AML is a group of highly heterogeneous diseases with clonal proliferation abnormalities of hematopoietic stem cells and is the most common type of adult acute leukemia. CD47 is highly expressed on the surface of several tumor cells, including solid tumors and hematologic tumors, and is associated with poor prognosis. CD47 blockade stimulates phagocytosis of tumor cells by macrophages and promotes adaptive immune response. Preclinical data showed that CD47 monoclonal antibody in combination with azacitidine can further induce endogenous expression of calreticulin on the cell surface, thereby further enhancing the phagocytosis of tumors by macrophages. At the same time, there are clinical data showing that CD47 monoclonal antibody in combination with azacitidine is significantly more effective than azacitidine alone in treating AML subjects who are not suitable for chemotherapy at first treatment, and is safe and well tolerated.
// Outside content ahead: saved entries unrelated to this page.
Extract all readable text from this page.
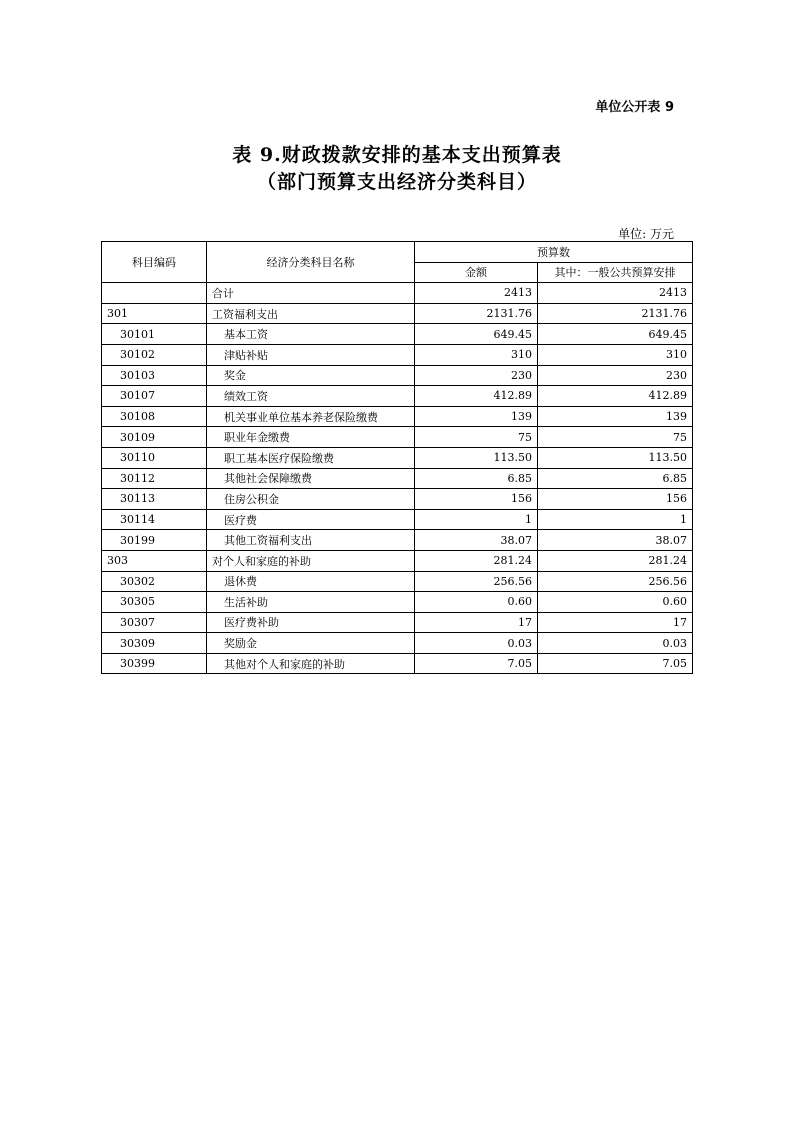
单位公开表 9
表 9.财政拨款安排的基本支出预算表
（部门预算支出经济分类科目）
单位: 万元
科目编码	经济分类科目名称	预算数	
		金额	其中：一般公共预算安排
	合计	2413	2413
301	工资福利支出	2131.76	2131.76
30101	基本工资	649.45	649.45
30102	津贴补贴	310	310
30103	奖金	230	230
30107	绩效工资	412.89	412.89
30108	机关事业单位基本养老保险缴费	139	139
30109	职业年金缴费	75	75
30110	职工基本医疗保险缴费	113.50	113.50
30112	其他社会保障缴费	6.85	6.85
30113	住房公积金	156	156
30114	医疗费	1	1
30199	其他工资福利支出	38.07	38.07
303	对个人和家庭的补助	281.24	281.24
30302	退休费	256.56	256.56
30305	生活补助	0.60	0.60
30307	医疗费补助	17	17
30309	奖励金	0.03	0.03
30399	其他对个人和家庭的补助	7.05	7.05
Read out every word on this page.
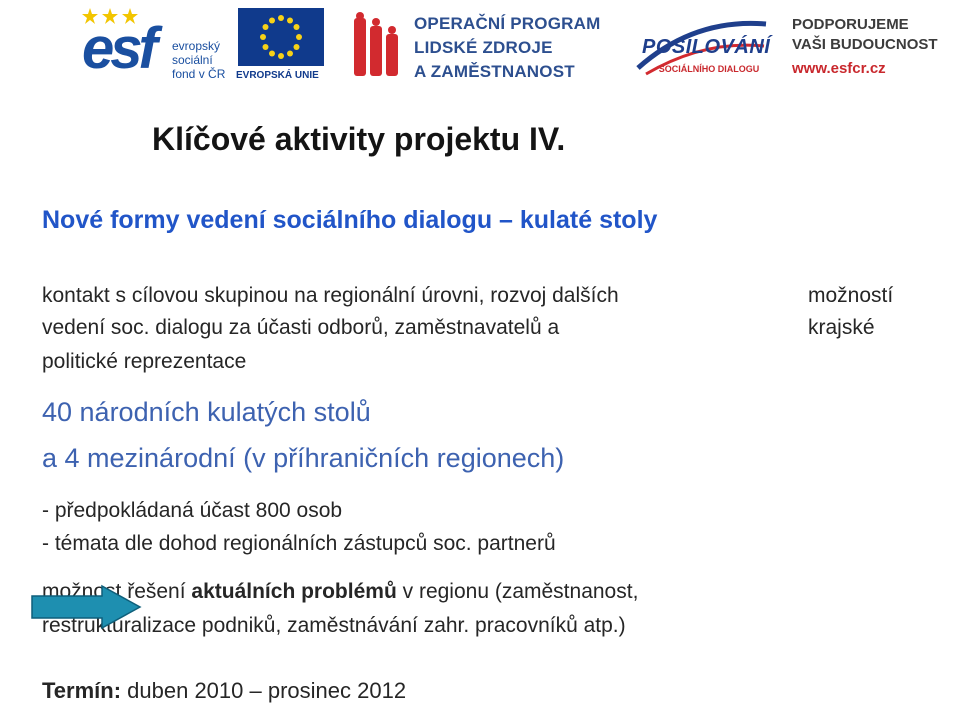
esf evropský
sociální
fond v ČR EVROPSKÁ UNIE
OPERAČNÍ PROGRAM
LIDSKÉ ZDROJE
A ZAMĚSTNANOST
POSILOVÁNÍ
SOCIÁLNÍHO DIALOGU
PODPORUJEME
VAŠI BUDOUCNOST
www.esfcr.cz
Klíčové aktivity projektu IV.
Nové formy vedení sociálního dialogu – kulaté stoly
kontakt s cílovou skupinou na regionální úrovni, rozvoj dalších	možností
vedení soc. dialogu za účasti odborů, zaměstnavatelů a	krajské
politické reprezentace
40 národních kulatých stolů
a 4 mezinárodní (v příhraničních regionech)
- předpokládaná účast 800 osob
- témata dle dohod regionálních zástupců soc. partnerů
možnost řešení aktuálních problémů v regionu (zaměstnanost,
restrukturalizace podniků, zaměstnávání zahr. pracovníků atp.)
Termín: duben 2010 – prosinec 2012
Information about AK117 (CD47 Monoclonal Antibody)

AK117 is a novel humanized IgG4 mAb independently developed by the Company. It can bind with CD47 expressed on tumor cells to prevent the interaction between CD47 and its receptor, SIRPα, expressed on macrophages so as to enhance phagocytosis to inhibit the growth of tumor cells. Previously published data demonstrated exceptional safety profile. AK117 resulted in no DLT and no anemia of clinical significance in subjects in all doseescalation cohort (the highest dose cohort was 45 mg/kg QW), and was well tolerated by subjects in all cohorts. The CD47 receptor occupancy rate (RO) of the peripheral blood T cells has reached and maintained at 100% in the 3 mg/kg cohort.